The White Princeton Student Who Doesn’t Think He Needs To “Check His Privilege”
It's curious that the word "privilege" has become an insult. It used to be something you aspired to rather than apologized for.
By Jim Goad
Tal Fortgang is a white-skinned male freshman at Princeton University who induced a flurry of aneurysms among the perpetually prone-to-the-vapors social-justice clique by penning an essay in early April called “Checking My Privilege: Character as the Basis of Privilege.”
The essay begins:
There is a phrase that floats around college campuses, Princeton being no exception, that threatens to strike down opinions without regard for their merits, but rather solely on the basis of the person that voiced them. “Check your privilege,” the saying goes, and I have been reprimanded by it several times this year. The phrase, handed down by my moral superiors, descends recklessly….
Two important points here: He implies that the phrase is used to stifle discussion merely because a white male is speaking. This was echoed in a follow-up essay by dark-skinned conservative writer Ramesh Ponnuru titled “‘Check Your Privilege’ Means ‘Shut Your Mouth’.” Fortgang also implies that the phrase is hurled in a sanctimonious tone by his self-appointed “moral superiors.”
Despite what you may wish to believe, I bear no hatred for anyone because of their ethnic background or genitals or sexual practices, but I fucking HATE moralistic people, at least ones who make a public display of it. In practice, I’ve found that the most truly ethical people don’t need to pull out a trumpet to announce from the mountaintop how ethical they are. In my experience, loud public proclamations of one’s sterling morality are more a narcissistic social game played by hostility-drenched church ladies than any demonstrable act that actually helps anyone else.
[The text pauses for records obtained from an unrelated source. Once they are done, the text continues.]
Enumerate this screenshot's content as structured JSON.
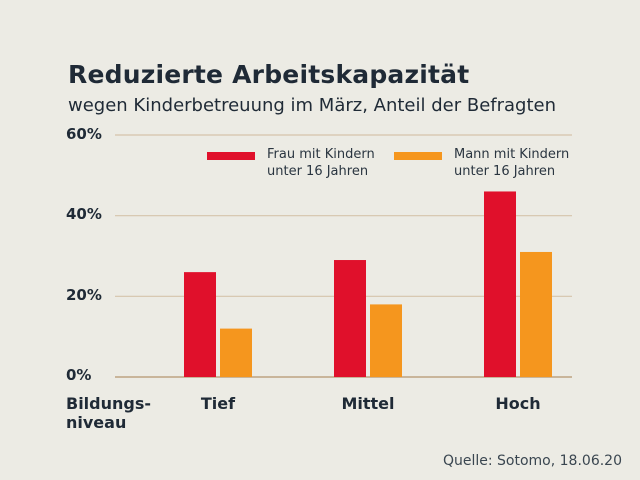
{
  "chart_data": {
    "type": "bar",
    "title": "Reduzierte Arbeitskapazität",
    "subtitle": "wegen Kinderbetreuung im März, Anteil der Befragten",
    "xlabel": "Bildungs-\nniveau",
    "ylabel": "",
    "categories": [
      "Tief",
      "Mittel",
      "Hoch"
    ],
    "series": [
      {
        "name": "Frau mit Kindern\nunter 16 Jahren",
        "color": "#e0102b",
        "values": [
          26,
          29,
          46
        ]
      },
      {
        "name": "Mann mit Kindern\nunter 16 Jahren",
        "color": "#f5961e",
        "values": [
          12,
          18,
          31
        ]
      }
    ],
    "ylim": [
      0,
      60
    ],
    "yticks": [
      0,
      20,
      40,
      60
    ],
    "ytick_labels": [
      "0%",
      "20%",
      "40%",
      "60%"
    ],
    "grid": true,
    "legend": "top-right",
    "source": "Quelle: Sotomo, 18.06.20"
  }
}
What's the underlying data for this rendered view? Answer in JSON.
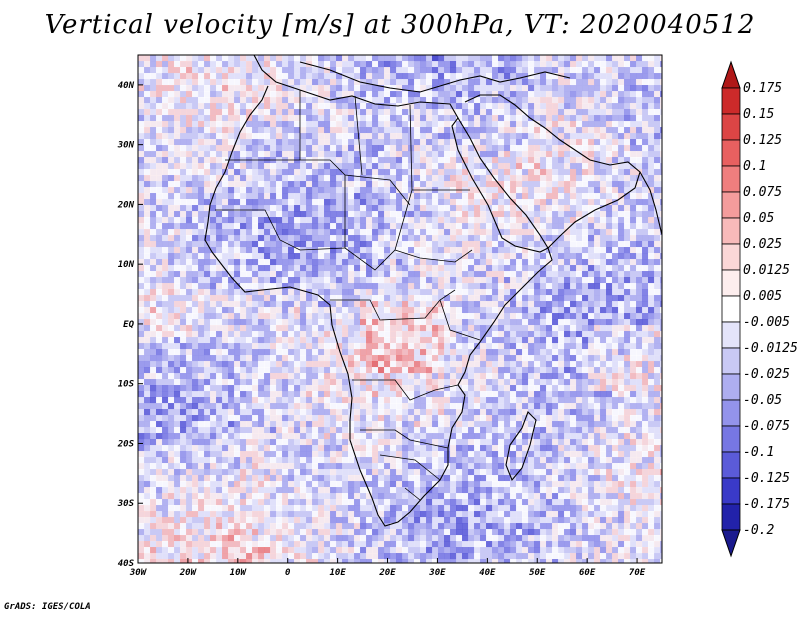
{
  "title": "Vertical velocity [m/s] at 300hPa, VT: 2020040512",
  "credit": "GrADS: IGES/COLA",
  "map": {
    "lat_labels": [
      "40N",
      "30N",
      "20N",
      "10N",
      "EQ",
      "10S",
      "20S",
      "30S",
      "40S"
    ],
    "lon_labels": [
      "30W",
      "20W",
      "10W",
      "0",
      "10E",
      "20E",
      "30E",
      "40E",
      "50E",
      "60E",
      "70E"
    ],
    "lon_range": [
      -30,
      75
    ],
    "lat_range": [
      -40,
      45
    ]
  },
  "colorbar": {
    "labels": [
      "0.175",
      "0.15",
      "0.125",
      "0.1",
      "0.075",
      "0.05",
      "0.025",
      "0.0125",
      "0.005",
      "-0.005",
      "-0.0125",
      "-0.025",
      "-0.05",
      "-0.075",
      "-0.1",
      "-0.125",
      "-0.175",
      "-0.2"
    ],
    "colors": [
      "#b01818",
      "#cc2a2a",
      "#dc4545",
      "#e86060",
      "#ef7e7e",
      "#f49c9c",
      "#f8baba",
      "#fbd7d7",
      "#fdeeee",
      "#ffffff",
      "#e4e4fa",
      "#c9c9f5",
      "#aeaef0",
      "#9393eb",
      "#7777e3",
      "#5b5bd8",
      "#3a3ac8",
      "#2222aa",
      "#1a1a8e"
    ]
  },
  "chart_data": {
    "type": "heatmap",
    "title": "Vertical velocity [m/s] at 300hPa, VT: 2020040512",
    "x_ticks": [
      "30W",
      "20W",
      "10W",
      "0",
      "10E",
      "20E",
      "30E",
      "40E",
      "50E",
      "60E",
      "70E"
    ],
    "y_ticks": [
      "40N",
      "30N",
      "20N",
      "10N",
      "EQ",
      "10S",
      "20S",
      "30S",
      "40S"
    ],
    "xlim": [
      -30,
      75
    ],
    "ylim": [
      -40,
      45
    ],
    "colorbar_levels": [
      0.175,
      0.15,
      0.125,
      0.1,
      0.075,
      0.05,
      0.025,
      0.0125,
      0.005,
      -0.005,
      -0.0125,
      -0.025,
      -0.05,
      -0.075,
      -0.1,
      -0.125,
      -0.175,
      -0.2
    ],
    "units": "m/s"
  }
}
As KRS-One once said about violence, “real bad boys move in silence.” I think the same principle applies to real good boys.
When other whites accuse me of white privilege—which is constantly—I’ve always noticed, without a single exception over decades, that they invariably come from far more privileged economic backgrounds than I do. I live in a rural area of Georgia right now, and I’ve never had a hillbilly accuse me of white privilege. So this is very difficult for me to interpret as anything other than some form of guilt-projection on the part not of my moral superiors, but of my economic betters. Remember, everyone who was tut-tutting Fortgang about his privilege was attending Princeton, for Christ’s sake. I bet if he was attending a community college in West Virginia, he wouldn’t have been tagged with the “privilege” smear nearly as much.
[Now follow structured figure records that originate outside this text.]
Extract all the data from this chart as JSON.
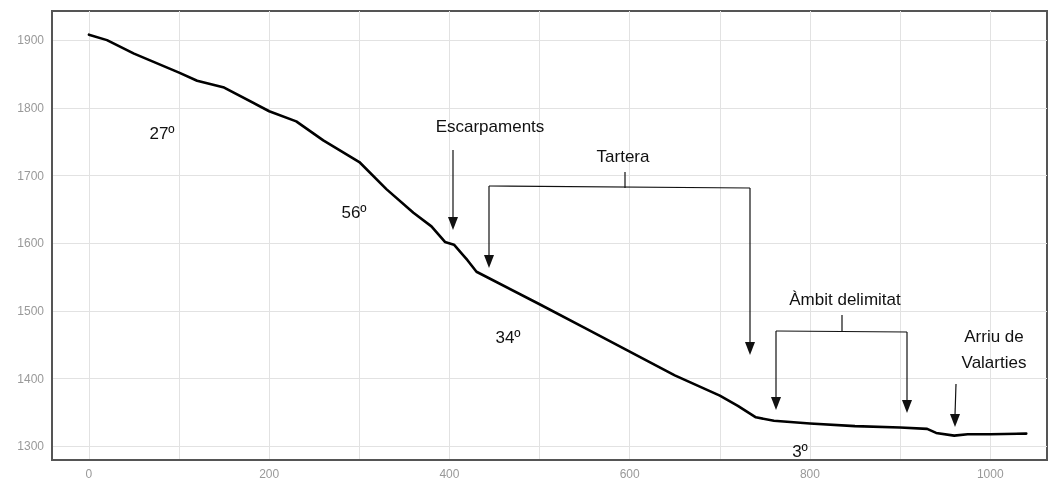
{
  "chart_data": {
    "type": "line",
    "x": [
      0,
      20,
      50,
      100,
      120,
      150,
      200,
      230,
      260,
      300,
      330,
      360,
      380,
      395,
      405,
      420,
      430,
      500,
      550,
      600,
      650,
      700,
      720,
      740,
      760,
      800,
      850,
      900,
      930,
      940,
      960,
      975,
      1000,
      1040
    ],
    "series": [
      {
        "color": "#000000",
        "values": [
          1908,
          1900,
          1880,
          1852,
          1840,
          1830,
          1795,
          1780,
          1752,
          1720,
          1680,
          1645,
          1625,
          1602,
          1598,
          1575,
          1558,
          1510,
          1475,
          1440,
          1405,
          1375,
          1360,
          1343,
          1338,
          1334,
          1330,
          1328,
          1326,
          1320,
          1316,
          1318,
          1318,
          1319
        ]
      }
    ],
    "xlim": [
      -41,
      1063
    ],
    "xticks": [
      0,
      {
        "value": 100,
        "label": null
      },
      200,
      {
        "value": 300,
        "label": null
      },
      400,
      {
        "value": 500,
        "label": null
      },
      600,
      {
        "value": 700,
        "label": null
      },
      800,
      {
        "value": 900,
        "label": null
      },
      1000
    ],
    "ylim": [
      1280,
      1943
    ],
    "yticks": [
      1300,
      1400,
      1500,
      1600,
      1700,
      1800,
      1900
    ],
    "grid": true,
    "marker": "none",
    "line_style": "solid",
    "annotations": [
      "27º",
      "56º",
      "Escarpaments",
      "Tartera",
      "34º",
      "Àmbit delimitat",
      "Arriu de\nValarties",
      "3º"
    ]
  }
}
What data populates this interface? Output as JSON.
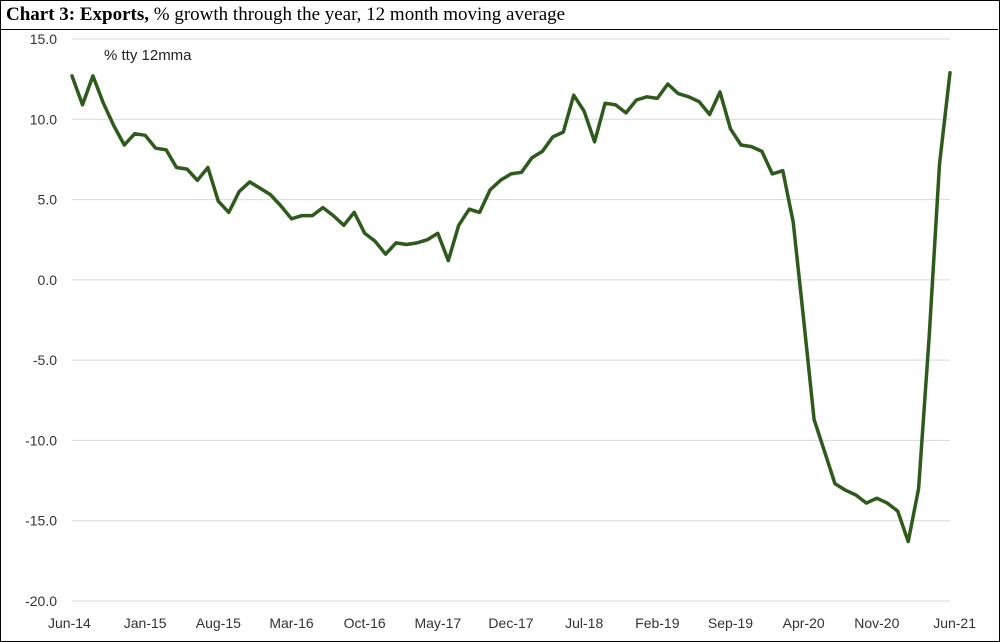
{
  "title": {
    "bold_part": "Chart 3: Exports,",
    "rest": " % growth through the year, 12 month moving average"
  },
  "chart_data": {
    "type": "line",
    "title": "Chart 3: Exports, % growth through the year, 12 month moving average",
    "annotation": "% tty 12mma",
    "ylim": [
      -20,
      15
    ],
    "y_ticks": [
      "15.0",
      "10.0",
      "5.0",
      "0.0",
      "-5.0",
      "-10.0",
      "-15.0",
      "-20.0"
    ],
    "y_tick_values": [
      15,
      10,
      5,
      0,
      -5,
      -10,
      -15,
      -20
    ],
    "x_tick_labels": [
      "Jun-14",
      "Jan-15",
      "Aug-15",
      "Mar-16",
      "Oct-16",
      "May-17",
      "Dec-17",
      "Jul-18",
      "Feb-19",
      "Sep-19",
      "Apr-20",
      "Nov-20",
      "Jun-21"
    ],
    "x_tick_indices": [
      0,
      7,
      14,
      21,
      28,
      35,
      42,
      49,
      56,
      63,
      70,
      77,
      84
    ],
    "grid": true,
    "line_color": "#2e5a1c",
    "series": [
      {
        "values": [
          12.7,
          10.9,
          12.7,
          11.0,
          9.6,
          8.4,
          9.1,
          9.0,
          8.2,
          8.1,
          7.0,
          6.9,
          6.2,
          7.0,
          4.9,
          4.2,
          5.5,
          6.1,
          5.7,
          5.3,
          4.6,
          3.8,
          4.0,
          4.0,
          4.5,
          4.0,
          3.4,
          4.2,
          2.9,
          2.4,
          1.6,
          2.3,
          2.2,
          2.3,
          2.5,
          2.9,
          1.2,
          3.4,
          4.4,
          4.2,
          5.6,
          6.2,
          6.6,
          6.7,
          7.6,
          8.0,
          8.9,
          9.2,
          11.5,
          10.5,
          8.6,
          11.0,
          10.9,
          10.4,
          11.2,
          11.4,
          11.3,
          12.2,
          11.6,
          11.4,
          11.1,
          10.3,
          11.7,
          9.4,
          8.4,
          8.3,
          8.0,
          6.6,
          6.8,
          3.6,
          -2.5,
          -8.7,
          -10.7,
          -12.7,
          -13.1,
          -13.4,
          -13.9,
          -13.6,
          -13.9,
          -14.4,
          -16.3,
          -13.0,
          -3.6,
          7.2,
          12.9
        ]
      }
    ]
  }
}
At The Atlantic, Phoebe Maltz Bovy says that at least among whites, the whole “check your privilege” game seems to have become a form of “upper-middle-class good manners, maybe even a new form of noblesse oblige, reinforcing class divides.” It is not something the oppressed say; it’s something the privileged say—but always to others.
I don’t remember ever being personally lectured by a black person about white privilege, even when living in Atlanta-area neighborhoods that were 87% black. But when black Americans sound off about white privilege, it’s hard not to think that compared to sub-Saharan Africa, it’s a privilege for anyone to be living in America, at least if you’re concerned about things such as longevity, income, and relative safety from violence and disease.
It’s also curious that the word “privilege” has become an insult. It used to be something you aspired to rather than apologized for. It had roughly the same meaning as “honor” — “May I have the privilege of this dance?” … “Why, yes, it’d be an honor!”
Fortgang goes on to explain how he’s descended from Jews who escaped the Holocaust and arrived in America penniless, then built their way up through the sweat of their brow. And he seems to appreciate the word “privilege” in the old-school sense of something for which you should be thankful rather than penitent:
It was their privilege to come to a country that grants equal protection under the law to its citizens, that cares not about religion or race, but the content of your character.
Naturally, he was roundly mocked by those who make a living accusing others of white privilege. The Young Turks University said his essay was “The Most Ridiculous Thing We’ve Ever Read,” which implies they don’t read much. I also doubt that they make a big deal of the fact that their historical namesake was a Turkish nationalist group behind the Armenian genocide.
So come forth now from lands hither and yon, all ye bold and ideology-driven proles in the commentariat—let ‘er rip! Discuss the whole “white privilege” concept, especially whether it’s a good tactic to further understanding and encourage healthy debate when you talk down to people and treat them as a despised “other” who were born tainted with the social-justice variant of original sin. And if you think I’m completely missing the point, see if you can find it in yourself to tell me so in a way that doesn’t drip with sanctimonious condescension.